Research has shown that community participation has quantifiable, meaningful results for autistic adults. These camps matter, not only for the campers themselves but for our community as a whole. “One of the ways that I explain this to nonautistic audiences is to ask them to explore what participation in community means for them,” says Jon. “They usually respond by saying that being involved in community-specific experiences leads to more friendships, feelings of efficacy, competence, improved self esteem and benefits related to movement and exercise, among other things. In my experience, as someone who has been involved with the community of autistic adults in Western North Carolina for over 20 years, I have observed that many of these benefits are conferred upon autistic participants.”

Zachary Dill, Dahlia Thompson and Thumper the horse

One of Jon’s most impactful memories from last summer was of a camper named Zach, who needed to be carefully accommodated during a field trip to Harmony Through Horses, an equine therapy facility in Swannanoa. “Zach had ‘loud feet,’” says Jon, “meaning that his sweeping, sporadic and energetic movements around his environment would be dangerous inside the pen where our campers normally visit the horses.”
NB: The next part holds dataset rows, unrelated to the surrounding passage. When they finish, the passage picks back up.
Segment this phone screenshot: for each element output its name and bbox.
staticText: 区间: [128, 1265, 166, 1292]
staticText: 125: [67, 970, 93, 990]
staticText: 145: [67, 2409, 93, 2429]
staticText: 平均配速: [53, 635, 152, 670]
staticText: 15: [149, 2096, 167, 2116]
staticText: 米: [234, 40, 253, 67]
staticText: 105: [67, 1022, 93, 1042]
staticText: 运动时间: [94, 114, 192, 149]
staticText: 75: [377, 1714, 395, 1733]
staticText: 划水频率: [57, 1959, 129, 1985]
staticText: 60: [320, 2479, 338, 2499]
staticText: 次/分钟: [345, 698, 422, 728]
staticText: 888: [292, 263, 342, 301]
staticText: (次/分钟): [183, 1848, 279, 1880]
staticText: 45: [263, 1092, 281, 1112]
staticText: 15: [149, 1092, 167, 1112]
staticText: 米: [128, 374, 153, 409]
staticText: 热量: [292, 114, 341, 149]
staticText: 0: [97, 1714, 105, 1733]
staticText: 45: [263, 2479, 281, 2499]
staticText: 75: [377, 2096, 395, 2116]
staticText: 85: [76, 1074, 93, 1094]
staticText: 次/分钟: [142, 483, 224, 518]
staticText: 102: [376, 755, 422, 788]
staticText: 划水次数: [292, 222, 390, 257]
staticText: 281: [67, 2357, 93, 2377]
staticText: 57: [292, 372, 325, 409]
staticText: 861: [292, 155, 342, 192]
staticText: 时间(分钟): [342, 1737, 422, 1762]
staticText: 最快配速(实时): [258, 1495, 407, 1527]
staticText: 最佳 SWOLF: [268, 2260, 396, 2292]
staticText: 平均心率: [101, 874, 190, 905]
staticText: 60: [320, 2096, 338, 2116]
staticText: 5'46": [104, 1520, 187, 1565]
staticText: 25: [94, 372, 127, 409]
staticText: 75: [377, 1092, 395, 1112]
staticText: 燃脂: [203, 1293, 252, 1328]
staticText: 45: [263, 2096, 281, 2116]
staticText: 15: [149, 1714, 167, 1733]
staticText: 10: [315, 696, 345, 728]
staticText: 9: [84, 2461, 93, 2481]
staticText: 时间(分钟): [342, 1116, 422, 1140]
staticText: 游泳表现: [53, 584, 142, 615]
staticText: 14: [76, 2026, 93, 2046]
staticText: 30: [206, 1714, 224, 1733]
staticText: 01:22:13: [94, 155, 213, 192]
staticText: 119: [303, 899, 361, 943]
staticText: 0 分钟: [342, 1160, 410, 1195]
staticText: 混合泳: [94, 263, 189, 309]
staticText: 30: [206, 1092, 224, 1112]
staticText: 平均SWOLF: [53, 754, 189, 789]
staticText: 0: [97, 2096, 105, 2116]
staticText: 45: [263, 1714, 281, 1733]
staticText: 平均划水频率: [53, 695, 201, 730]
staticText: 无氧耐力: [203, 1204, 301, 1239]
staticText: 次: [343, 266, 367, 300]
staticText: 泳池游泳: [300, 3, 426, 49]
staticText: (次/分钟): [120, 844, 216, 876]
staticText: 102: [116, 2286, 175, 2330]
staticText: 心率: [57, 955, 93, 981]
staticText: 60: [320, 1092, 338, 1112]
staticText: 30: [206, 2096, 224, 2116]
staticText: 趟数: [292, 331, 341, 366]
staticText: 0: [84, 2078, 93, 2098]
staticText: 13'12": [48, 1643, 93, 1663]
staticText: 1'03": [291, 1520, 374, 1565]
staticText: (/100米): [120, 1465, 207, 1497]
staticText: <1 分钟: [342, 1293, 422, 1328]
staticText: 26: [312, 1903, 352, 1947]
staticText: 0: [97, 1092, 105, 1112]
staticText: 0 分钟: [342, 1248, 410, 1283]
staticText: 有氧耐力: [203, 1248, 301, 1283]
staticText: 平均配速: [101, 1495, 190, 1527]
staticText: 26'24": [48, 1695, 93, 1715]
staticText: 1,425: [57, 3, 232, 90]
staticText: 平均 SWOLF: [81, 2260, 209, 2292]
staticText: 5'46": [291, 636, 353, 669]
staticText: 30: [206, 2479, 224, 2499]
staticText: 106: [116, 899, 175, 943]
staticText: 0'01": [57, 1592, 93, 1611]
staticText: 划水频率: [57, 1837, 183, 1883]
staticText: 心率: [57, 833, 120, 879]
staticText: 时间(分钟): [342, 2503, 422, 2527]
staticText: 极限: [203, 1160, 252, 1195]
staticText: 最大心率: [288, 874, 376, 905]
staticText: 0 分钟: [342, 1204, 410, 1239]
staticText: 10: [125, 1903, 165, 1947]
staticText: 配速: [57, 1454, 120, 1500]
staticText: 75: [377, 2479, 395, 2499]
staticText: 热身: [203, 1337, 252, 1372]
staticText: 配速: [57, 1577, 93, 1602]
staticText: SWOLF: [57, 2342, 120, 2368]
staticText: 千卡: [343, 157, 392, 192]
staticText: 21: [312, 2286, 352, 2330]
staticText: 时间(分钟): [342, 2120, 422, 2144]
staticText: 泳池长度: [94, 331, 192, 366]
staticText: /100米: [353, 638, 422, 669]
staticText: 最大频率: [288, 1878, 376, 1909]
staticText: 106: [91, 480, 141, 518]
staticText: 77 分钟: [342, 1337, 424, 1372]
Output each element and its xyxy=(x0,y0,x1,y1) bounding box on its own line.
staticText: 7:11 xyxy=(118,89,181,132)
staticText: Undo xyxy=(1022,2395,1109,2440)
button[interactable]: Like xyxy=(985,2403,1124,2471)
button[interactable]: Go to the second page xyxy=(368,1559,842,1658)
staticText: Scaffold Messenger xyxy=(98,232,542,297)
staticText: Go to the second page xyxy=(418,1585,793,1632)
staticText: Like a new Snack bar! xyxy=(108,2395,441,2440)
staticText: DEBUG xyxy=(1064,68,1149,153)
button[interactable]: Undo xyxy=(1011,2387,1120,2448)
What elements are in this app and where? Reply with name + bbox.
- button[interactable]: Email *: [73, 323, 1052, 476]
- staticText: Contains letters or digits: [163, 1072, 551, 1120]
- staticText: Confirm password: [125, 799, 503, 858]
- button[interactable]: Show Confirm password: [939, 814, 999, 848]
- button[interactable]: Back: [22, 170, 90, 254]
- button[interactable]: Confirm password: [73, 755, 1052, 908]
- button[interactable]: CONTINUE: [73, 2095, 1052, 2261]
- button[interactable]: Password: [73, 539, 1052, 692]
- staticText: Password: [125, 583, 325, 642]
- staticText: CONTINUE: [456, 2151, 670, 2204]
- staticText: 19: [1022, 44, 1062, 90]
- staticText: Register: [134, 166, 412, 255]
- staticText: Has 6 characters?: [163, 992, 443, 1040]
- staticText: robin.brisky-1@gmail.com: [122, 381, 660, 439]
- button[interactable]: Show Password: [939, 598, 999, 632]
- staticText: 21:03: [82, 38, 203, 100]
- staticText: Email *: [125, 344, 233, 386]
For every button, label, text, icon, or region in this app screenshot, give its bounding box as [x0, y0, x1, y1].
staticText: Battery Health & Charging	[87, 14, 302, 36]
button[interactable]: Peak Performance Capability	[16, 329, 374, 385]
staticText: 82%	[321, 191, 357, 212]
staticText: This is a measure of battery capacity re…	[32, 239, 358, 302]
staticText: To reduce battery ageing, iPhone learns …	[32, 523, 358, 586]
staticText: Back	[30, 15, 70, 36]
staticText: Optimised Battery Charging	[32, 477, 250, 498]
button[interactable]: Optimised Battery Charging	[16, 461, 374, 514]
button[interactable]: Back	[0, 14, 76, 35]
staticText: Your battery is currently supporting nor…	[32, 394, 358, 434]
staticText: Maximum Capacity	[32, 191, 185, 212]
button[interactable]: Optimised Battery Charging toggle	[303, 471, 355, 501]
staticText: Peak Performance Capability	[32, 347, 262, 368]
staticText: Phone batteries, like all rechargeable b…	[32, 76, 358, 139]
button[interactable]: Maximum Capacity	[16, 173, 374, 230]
While playing in a field next to the horse pen, Zach showed interest in a horse named Thumper, and with help from his counselor and the equine therapist, he was able to lead the horse through a field, laughing and smiling the whole way. “Zach’s verbal vocabulary is minimal, probably less than 50 words,” says Jon. “His smile, and his laugh, said more to me about what was happening in that moment than any words can, so long as we are paying attention. This story illustrates the connections that can be made between people through experiences at Camp Lakey Gap. Lines can be drawn to connect Zach, Dahlia, the therapist Terri and the horse Thumper. Through these interactions, there are opportunities for building a sense of community, acceptance and purpose—all things that ensue as the result of participation in programs where people are met where they are and invited to grow at a level that meets their needs.”